Ante la suspensión de pagos por parte de Rusia, de la que Stiglitz hace corresponsable al FMI, la nueva receta de éste fue la propuesta de un gigantesco préstamo para rescatar a esa economía, que debía ser afrontado por aquella institución, el BM y al Gobierno de Japón. A pesar de algunas oposiciones internas en el BM, y tras conceder parte del préstamo el mismo FMI, y por presiones políticas del gobierno de Clinton –introduciendo Stiglitz un elemento de rigurosidad política-, el BM procedió a conceder su parte, pero fraccionada; haciendo una entrega y condicionando el resto de los pagos a aquella política de reestructuración de la economía rusa. Como la misma nunca llegó, solamente se confirmaron las expectativas del BM respecto al fracaso del préstamo. Así, el único aspecto positivo de esta crisis de 1998 en la economía de Rusia ha sido una devolución, que el autor considera como inevitable.

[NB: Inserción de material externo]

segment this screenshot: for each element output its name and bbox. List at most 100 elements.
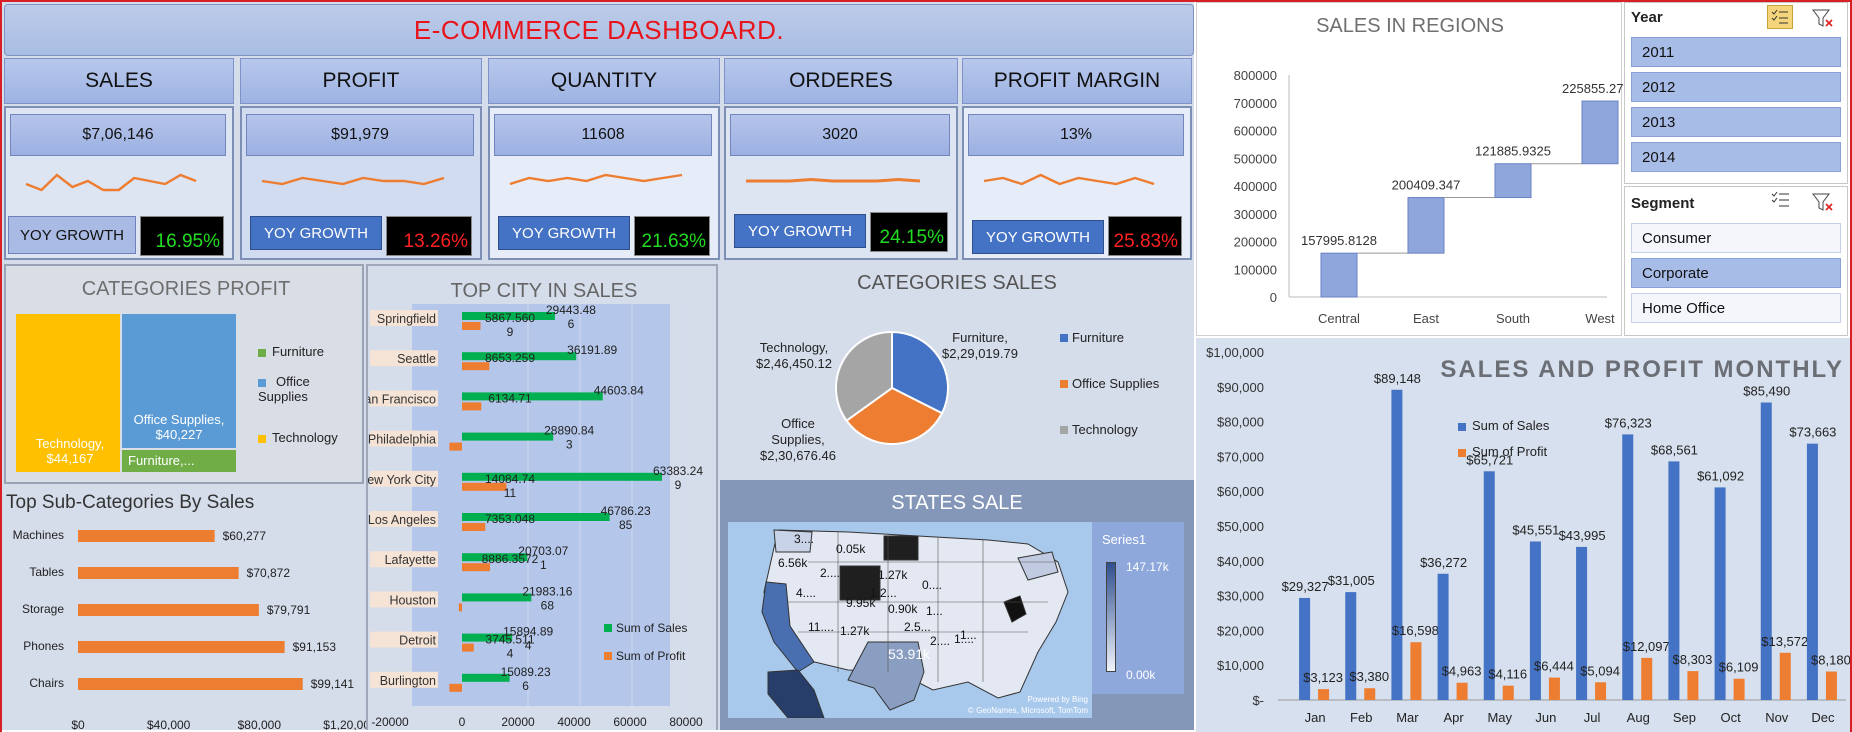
subcat-value: $60,277 xyxy=(223,529,267,543)
monthly-profit-label: $4,116 xyxy=(1488,667,1527,682)
city-profit-label: 11 xyxy=(504,486,517,500)
city-label: Houston xyxy=(389,593,436,607)
pie-legend-swatch xyxy=(1060,334,1068,342)
city-sales-bar xyxy=(462,392,603,401)
segment-clear-filter-icon[interactable] xyxy=(1811,191,1835,213)
monthly-tick: $20,000 xyxy=(1217,623,1264,638)
kpi-value-4: 13% xyxy=(968,114,1184,156)
city-sales-label: 44603.84 xyxy=(594,383,644,397)
region-value-label: 225855.2745 xyxy=(1562,81,1623,96)
sub-categories-title: Top Sub-Categories By Sales xyxy=(6,492,255,513)
monthly-month-label: Feb xyxy=(1350,710,1372,725)
kpi-header-3: ORDERES xyxy=(724,58,958,104)
city-profit-label: 6134.71 xyxy=(488,391,532,405)
subcat-value: $99,141 xyxy=(311,677,355,691)
year-item-2014[interactable]: 2014 xyxy=(1631,142,1841,172)
map-state-label: 1... xyxy=(960,628,977,642)
city-profit-bar xyxy=(449,683,462,692)
segment-multi-select-icon[interactable] xyxy=(1771,191,1795,213)
city-legend-profit: Sum of Profit xyxy=(616,649,686,663)
year-item-2012[interactable]: 2012 xyxy=(1631,72,1841,102)
city-profit-label: 4 xyxy=(507,647,514,661)
segment-item-home-office[interactable]: Home Office xyxy=(1631,293,1841,323)
treemap-furniture[interactable]: Furniture,... xyxy=(122,450,236,472)
year-item-2013[interactable]: 2013 xyxy=(1631,107,1841,137)
multi-select-icon[interactable] xyxy=(1767,5,1793,29)
clear-filter-icon[interactable] xyxy=(1811,7,1835,29)
legend-office-supplies: Office Supplies xyxy=(258,374,310,404)
city-label: Detroit xyxy=(399,634,436,648)
pie-legend-label: Office Supplies xyxy=(1072,376,1160,391)
monthly-month-label: Oct xyxy=(1720,710,1741,725)
monthly-profit-bar xyxy=(1733,678,1745,700)
map-legend: Series1 147.17k 0.00k xyxy=(1092,522,1184,694)
pie-legend-swatch xyxy=(1060,426,1068,434)
monthly-profit-bar xyxy=(1456,682,1468,700)
legend-furniture: Furniture xyxy=(258,344,324,359)
map-state-label: 53.91k xyxy=(888,646,931,662)
subcat-tick: $0 xyxy=(71,718,85,730)
city-tick: 0 xyxy=(459,715,466,729)
subcat-value: $91,153 xyxy=(293,640,337,654)
monthly-profit-label: $12,097 xyxy=(1623,639,1670,654)
region-tick: 300000 xyxy=(1234,207,1277,222)
kpi-header-4: PROFIT MARGIN xyxy=(962,58,1192,104)
region-bar xyxy=(1320,252,1358,298)
region-category-label: Central xyxy=(1318,311,1360,326)
monthly-panel: SALES AND PROFIT MONTHLY Sum of Sales Su… xyxy=(1196,338,1850,732)
pie-legend-label: Furniture xyxy=(1072,330,1124,345)
region-bar xyxy=(1494,163,1532,199)
subcat-bar xyxy=(78,678,303,690)
monthly-sales-label: $73,663 xyxy=(1789,425,1836,440)
map-state-label: 2.5... xyxy=(904,620,931,634)
map-state-label: 2.... xyxy=(820,566,841,580)
city-legend-sales: Sum of Sales xyxy=(616,621,687,635)
map-state-label: 9.95k xyxy=(846,596,876,610)
monthly-month-label: Nov xyxy=(1765,710,1789,725)
monthly-chart: $1,00,000 $90,000 $80,000 $70,000 $60,000 $50… xyxy=(1206,345,1850,725)
monthly-sales-bar xyxy=(1391,389,1403,700)
monthly-profit-bar xyxy=(1825,671,1837,700)
subcat-value: $70,872 xyxy=(247,566,291,580)
subcat-label: Storage xyxy=(22,602,64,616)
region-bar xyxy=(1407,197,1445,254)
yoy-growth-button-1[interactable]: YOY GROWTH xyxy=(250,216,382,250)
yoy-growth-value-3: 24.15% xyxy=(870,212,948,252)
treemap-office-supplies[interactable]: Office Supplies, $40,227 xyxy=(122,314,236,448)
monthly-month-label: Sep xyxy=(1673,710,1696,725)
subcat-tick: $80,000 xyxy=(238,718,282,730)
map-state-label: 0.05k xyxy=(836,542,866,556)
city-label: San Francisco xyxy=(368,392,436,406)
states-sale-title: STATES SALE xyxy=(891,492,1023,514)
city-sales-bar xyxy=(462,432,554,441)
yoy-growth-button-4[interactable]: YOY GROWTH xyxy=(972,220,1104,254)
map-state-label: 2.... xyxy=(930,634,951,648)
treemap-technology[interactable]: Technology, $44,167 xyxy=(16,314,120,472)
map-credit-geonames: © GeoNames, Microsoft, TomTom xyxy=(968,706,1088,715)
city-tick: 20000 xyxy=(501,715,535,729)
yoy-growth-button-3[interactable]: YOY GROWTH xyxy=(734,214,866,248)
yoy-growth-button-0[interactable]: YOY GROWTH xyxy=(8,216,136,254)
map-legend-gradient xyxy=(1106,562,1116,672)
segment-item-corporate[interactable]: Corporate xyxy=(1631,258,1841,288)
us-map[interactable]: 3.... 0.05k 6.56k 1.27k 2.... 4.... 1.2... 0...… xyxy=(728,522,1092,718)
yoy-growth-button-2[interactable]: YOY GROWTH xyxy=(498,216,630,250)
region-tick: 800000 xyxy=(1234,68,1277,83)
monthly-profit-bar xyxy=(1687,671,1699,700)
monthly-profit-label: $4,963 xyxy=(1442,664,1482,679)
north-dakota-shape xyxy=(883,535,919,561)
categories-profit-panel: CATEGORIES PROFIT Technology, $44,167 Of… xyxy=(4,264,364,484)
region-value-label: 121885.9325 xyxy=(1475,144,1551,159)
monthly-profit-bar xyxy=(1779,652,1791,700)
segment-item-consumer[interactable]: Consumer xyxy=(1631,223,1841,253)
city-sales-label: 28890.84 xyxy=(544,424,594,438)
segment-slicer-title: Segment xyxy=(1631,195,1695,212)
alaska-shape xyxy=(767,669,825,718)
city-tick: 60000 xyxy=(613,715,647,729)
monthly-sales-label: $76,323 xyxy=(1605,415,1652,430)
monthly-sales-label: $36,272 xyxy=(1420,555,1467,570)
year-item-2011[interactable]: 2011 xyxy=(1631,37,1841,67)
city-sales-label: 15089.23 xyxy=(501,665,551,679)
city-tick: 80000 xyxy=(669,715,703,729)
sales-regions-panel: SALES IN REGIONS 800000 700000 600000 50000… xyxy=(1196,2,1623,336)
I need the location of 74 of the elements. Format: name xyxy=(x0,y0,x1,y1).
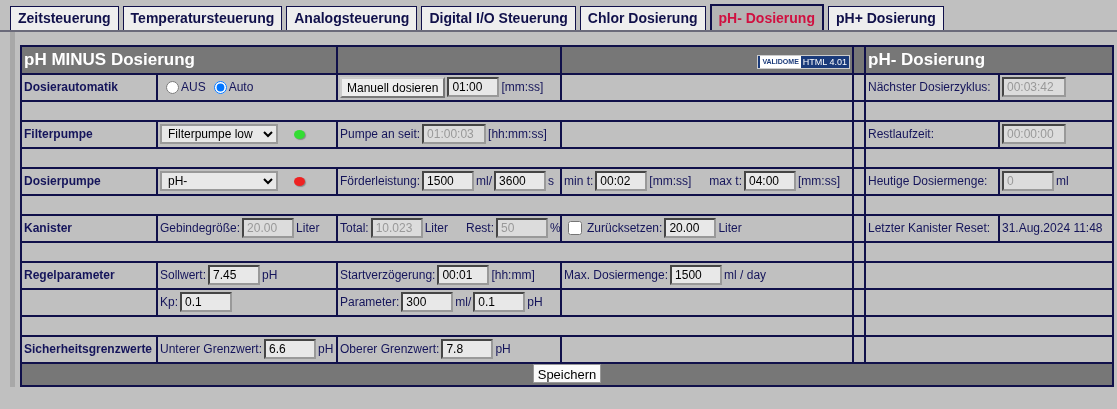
input-field[interactable]: 04:00 xyxy=(744,171,796,191)
field-label: Startverzögerung: xyxy=(340,267,436,284)
field-label: [hh:mm:ss] xyxy=(488,126,547,143)
input-field[interactable]: 0.1 xyxy=(473,292,526,312)
field-label: [hh:mm] xyxy=(491,267,535,284)
field-label: max t: xyxy=(709,173,742,190)
input-field[interactable]: 3600 xyxy=(494,171,547,191)
field-label: Nächster Dosierzyklus: xyxy=(868,80,991,94)
input-field[interactable]: 1500 xyxy=(422,171,475,191)
field-label: s xyxy=(548,173,555,190)
input-field[interactable]: 01:00 xyxy=(447,77,500,97)
radio-label: Auto xyxy=(228,79,254,96)
field-label: pH xyxy=(262,267,278,284)
field-label: Rest: xyxy=(466,220,495,237)
field-label: Kp: xyxy=(160,294,178,311)
input-field[interactable]: 20.00 xyxy=(664,218,717,238)
tab[interactable]: Analogsteuerung xyxy=(286,6,418,30)
radio-button[interactable] xyxy=(166,80,179,94)
tab[interactable]: Chlor Dosierung xyxy=(579,6,706,30)
input-field[interactable]: 300 xyxy=(401,292,454,312)
save-button[interactable]: Speichern xyxy=(532,364,602,383)
field-label: [mm:ss] xyxy=(798,173,840,190)
input-field[interactable]: 1500 xyxy=(670,265,723,285)
field-label: Pumpe an seit: xyxy=(340,126,421,143)
row-label: Kanister xyxy=(24,221,73,235)
field-label: ml/ xyxy=(455,294,472,311)
input-field[interactable]: 7.8 xyxy=(441,339,494,359)
dropdown[interactable]: Filterpumpe low xyxy=(160,124,278,144)
field-label: Liter xyxy=(718,220,742,237)
radio-label: AUS xyxy=(181,79,206,96)
field-label: Sollwert: xyxy=(160,267,206,284)
input-field[interactable]: 7.45 xyxy=(208,265,260,285)
field-label: Heutige Dosiermenge: xyxy=(868,174,988,188)
field-label: [mm:ss] xyxy=(501,79,544,96)
field-label: pH xyxy=(318,341,334,358)
field-label: Förderleistung: xyxy=(340,173,421,190)
field-label: [mm:ss] xyxy=(649,173,692,190)
field-label: pH xyxy=(495,341,511,358)
row-label: Dosierpumpe xyxy=(24,174,101,188)
row-label: Dosierautomatik xyxy=(24,80,119,94)
row-label: Filterpumpe xyxy=(24,127,93,141)
checkbox[interactable] xyxy=(568,221,582,235)
field-label: ml/ xyxy=(476,173,493,190)
field-label: 31.Aug.2024 11:48 xyxy=(1002,220,1103,237)
field-label: ml xyxy=(1056,173,1069,190)
panel-title: pH MINUS Dosierung xyxy=(24,50,195,69)
input-field[interactable]: 00:01 xyxy=(437,265,490,285)
tab[interactable]: Digital I/O Steuerung xyxy=(421,6,576,30)
row-label: Regelparameter xyxy=(24,268,115,282)
input-field[interactable]: 0.1 xyxy=(180,292,232,312)
field-label: Total: xyxy=(340,220,369,237)
field-label: pH xyxy=(527,294,543,311)
field-label: Letzter Kanister Reset: xyxy=(868,221,991,235)
field-label: Zurücksetzen: xyxy=(587,220,663,237)
row-label: Sicherheitsgrenzwerte xyxy=(24,342,153,356)
panel-title: pH- Dosierung xyxy=(868,50,986,69)
radio-button[interactable] xyxy=(213,80,227,94)
dropdown[interactable]: pH- xyxy=(160,171,278,191)
input-field[interactable]: 6.6 xyxy=(264,339,317,359)
field-label: ml / day xyxy=(724,267,767,284)
field-label: min t: xyxy=(564,173,594,190)
field-label: Parameter: xyxy=(340,294,400,311)
input-field[interactable]: 00:02 xyxy=(595,171,648,191)
field-label: Oberer Grenzwert: xyxy=(340,341,440,358)
field-label: Gebindegröße: xyxy=(160,220,241,237)
tab[interactable]: Temperatursteuerung xyxy=(122,6,283,30)
field-label: Unterer Grenzwert: xyxy=(160,341,263,358)
field-label: Restlaufzeit: xyxy=(868,127,935,141)
field-label: Liter xyxy=(296,220,320,237)
tab[interactable]: Zeitsteuerung xyxy=(10,6,119,30)
tab[interactable]: pH+ Dosierung xyxy=(827,6,944,30)
field-label: Liter xyxy=(424,220,449,237)
action-button[interactable]: Manuell dosieren xyxy=(340,76,446,98)
field-label: Max. Dosiermenge: xyxy=(564,267,669,284)
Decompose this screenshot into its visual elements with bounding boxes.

Seguidamente, el autor detalla con mayor profundidad las transiciones fallidas; el incremento de la pobreza y la desigualdad; las políticas erróneas que hicieron fracasar la transición: la estabilización y la manera en que se privatizó; el contexto social de la transición; y las terapias de choque frente a soluciones gradualistas como las propuestas por Stiglitz. Aunque a lo largo de este capítulo se demuestra sobradamente la hipótesis, sobre la que se vuelve en el último apartado, nos sorprende que en el mismo, a la hora de acusar de vanguardismo a las actuales autoridades rusas, se utilice para compararlas, casos como la Revolución francesa de 1789, la Comuna de París de 1871 y la Revolución bolchevique de 1917; diciendo Stiglitz que, en todos estos casos, el fracaso del modelo económico impuesto se debió a que los pueblos se oponían a los mismos –afirmación ésta que está lejos de ser demostrada-. Consideramos que la misma es innecesaria para demostrar el éxito del gradualismo tras la Revolución norteamericana y la importancia de generar en Rusia una clase media.
Sí que resulta interesante, para finalizar, la forma en que el autor cuestiona, desde ese lugar, la apropiación descontextualizada del teorema de otro premio Nobel, Ronald H. Coase –“para alcanzar la eficiencia son esenciales unos derechos de propiedad bien definidos”- por parte de los defensores de las terapias de choque como Andrei Shleifer.